Scottish Surveys Core Questions 2022

Information on the composition, characteristics and attitudes of Scottish households and adults across a number of topic areas.

This document is part of a collection


1.8 Mental Wellbeing Scoring

Mental wellbeing is measured using the shortened Warwick–Edinburgh Mental Wellbeing Scale (WEMWBS) questionnaire in the SSCQ.

For background, the WEMWBS has 14 items designed to assess: positive affect (optimism, cheerfulness, relaxation) and satisfying interpersonal relationships and positive functioning (energy, clear thinking, self-acceptance, personal development, mastery and autonomy). The scale uses positively worded statements with a five-item scale ranging from “1 - none of the time” to “5 - all of the time”. The total score is the sum of these responses across the 14 questions. The scale therefore runs from 14 for the lowest levels of mental wellbeing to 70 for the highest.

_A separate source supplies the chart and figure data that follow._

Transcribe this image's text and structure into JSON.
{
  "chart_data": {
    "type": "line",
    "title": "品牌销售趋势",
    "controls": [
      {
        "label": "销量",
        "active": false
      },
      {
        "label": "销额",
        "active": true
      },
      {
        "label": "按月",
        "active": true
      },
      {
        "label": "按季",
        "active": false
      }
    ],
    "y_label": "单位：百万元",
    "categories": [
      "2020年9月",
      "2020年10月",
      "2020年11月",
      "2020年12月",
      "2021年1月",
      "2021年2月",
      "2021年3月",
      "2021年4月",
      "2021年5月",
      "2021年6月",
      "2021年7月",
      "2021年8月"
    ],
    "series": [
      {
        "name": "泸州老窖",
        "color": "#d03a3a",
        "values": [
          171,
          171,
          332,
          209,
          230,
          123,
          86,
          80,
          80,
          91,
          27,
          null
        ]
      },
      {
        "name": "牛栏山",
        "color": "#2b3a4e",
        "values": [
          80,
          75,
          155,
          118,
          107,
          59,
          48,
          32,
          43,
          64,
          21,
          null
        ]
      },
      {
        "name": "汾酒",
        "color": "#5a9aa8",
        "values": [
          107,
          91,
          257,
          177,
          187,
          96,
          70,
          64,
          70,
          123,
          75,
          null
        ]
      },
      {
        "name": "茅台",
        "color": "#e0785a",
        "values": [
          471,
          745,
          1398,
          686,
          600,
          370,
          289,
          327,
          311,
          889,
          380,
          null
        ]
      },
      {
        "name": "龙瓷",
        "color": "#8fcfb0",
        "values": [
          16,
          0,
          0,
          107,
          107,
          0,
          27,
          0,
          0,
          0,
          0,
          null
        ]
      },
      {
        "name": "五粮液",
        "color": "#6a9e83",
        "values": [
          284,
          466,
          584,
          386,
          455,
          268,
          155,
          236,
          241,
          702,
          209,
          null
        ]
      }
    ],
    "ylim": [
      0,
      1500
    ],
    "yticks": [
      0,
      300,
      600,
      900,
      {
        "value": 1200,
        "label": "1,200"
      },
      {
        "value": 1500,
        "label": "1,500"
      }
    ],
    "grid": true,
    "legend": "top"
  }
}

SWEMWBS, as asked in the SSCQ, is a shortened version of WEMWBS which is Rasch compatible. This means the seven items included have undergone a more rigorous test for internal consistency than the 14 item scale and have superior scaling properties. The seven items relate more to functioning than to feeling and therefore offer a slightly different perspective on mental wellbeing. However, the correlation between WEMWBS and SWEMWBS is high at 95.4%. The SWEMWBS scale runs from seven for the lowest levels of mental wellbeing to 35 for the highest.

SWEMWBS statements are as follows:

  • I've been feeling optimistic about the future
  • I've been feeling useful
  • I've been feeling relaxed
  • I've been dealing with problems well
  • I've been thinking clearly
  • I've been feeling close to other people
  • I've been able to make up my own mind about things

Peaks at multiples of seven are produced by column effects, where respondents are more likely to place answers down a column giving the same response for each question. SWEMWBS scores undergo a metric conversion to correct somewhat for this effect and produce a distribution that is closer to normal, also reducing the boundary effect at the scale maximum of 35.